В деревне знали о ее расходах. Она не могла этого скрыть от посторонних глаз. Ее порицали и презирали за то, что она сорит деньгами и жалели Комбределя.
Так продолжалось три года! Это было ужасно, невыносимо!
Надо было иметь недюжинный характер, чтобы на протяжении столь долгого срока выносить все эти нравственные страдания, этот позор, упреки совести, постоянную тревогу и вечные опасения!
Эти три года – эти три года тянулись бесконечно, как вечность.
Анна не имела ни одной спокойной минуты. Ежечасно, ежесекундно, и днем, и ночью, постоянно перед ее умственным взором стоял, угрожающим призраком, этот ужасный Пиэкер и ее… мать – Антония!.. О, это было ужасно!
В продолжение целых трех лет одна только исключительная мысль преследовала ее, где бы она ни была, и жгла ей мозг. Мысль была одна: позор ее матери! Ее матери, которая забыла о таком понятии, как человеческое достоинство.
Усталая, обезумевшая от страданий, потеряв последнюю способность рассуждать, Анна не ответила на последнюю угрозу, на последнюю просьбу Пиэкера.
Ее жизнь осветилась надеждой. Пиэкер упорно хранил молчание…
Что, если он умер?
Но, нет! Пиэкер был жив… От него вдруг пришло длинное, пространное письмо, наполненное ужасными подробностями. И к кому же оно пришло? – К Комбределю! Он узнал обо всем.
Этот человек был простым крестьянином, но он поступил, как герой. Он сжег письмо… и не проговорился ни единым словом.
Однако, удар, нанесенный ему посланием Пиэкера, был слишком сильным… Четыре дня спустя, он умер.

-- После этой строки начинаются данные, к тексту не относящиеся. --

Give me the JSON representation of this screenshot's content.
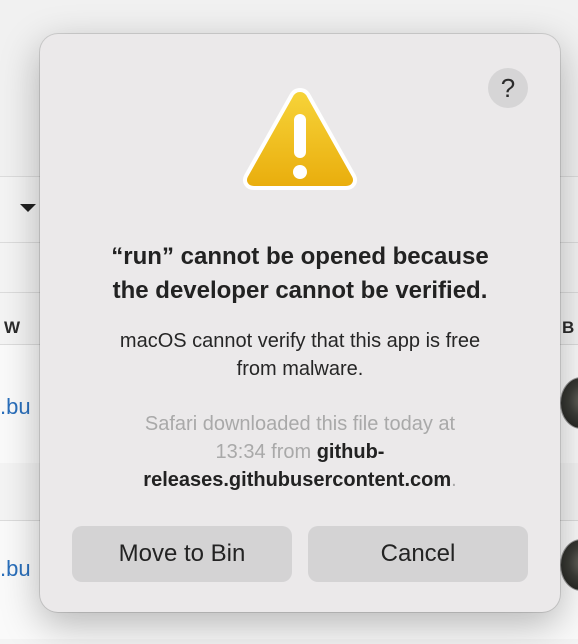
{
  "background": {
    "column_left_header": "W",
    "column_right_header": "B",
    "rows": [
      {
        "link_text": ".bu"
      },
      {
        "link_text": ".bu"
      }
    ]
  },
  "dialog": {
    "help_label": "?",
    "icon": "warning-icon",
    "title_line1": "“run” cannot be opened because",
    "title_line2": "the developer cannot be verified.",
    "message_line1": "macOS cannot verify that this app is free",
    "message_line2": "from malware.",
    "source_line1": "Safari downloaded this file today at",
    "source_time_from": "13:34 from",
    "source_domain_part1": "github-",
    "source_domain_part2": "releases.githubusercontent.com",
    "source_end": ".",
    "buttons": {
      "move_to_bin": "Move to Bin",
      "cancel": "Cancel"
    }
  },
  "colors": {
    "dialog_bg": "#ebe9ea",
    "button_bg": "#d4d3d4",
    "warning_yellow": "#f2c218",
    "link_blue": "#2a6fbb"
  }
}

Весть об этом разразилась над населением Армуаза, как внезапный оглушительный удар грома.
– Фермер Комбредель умер!
Точно? Странное событие!
Как? При каких обстоятельствах умер Комбредель?
Он умер скоропостижно. Болезнь его была какая-то загадочная. Он быстро отмучился в ужаснейших страданиях, и через четыре дня его не стало.
Одни говорили:
– Умер от холеры!
Другие делали предположение:
– Его отравили!
Но, как бы там ни было, Комбределя не стало!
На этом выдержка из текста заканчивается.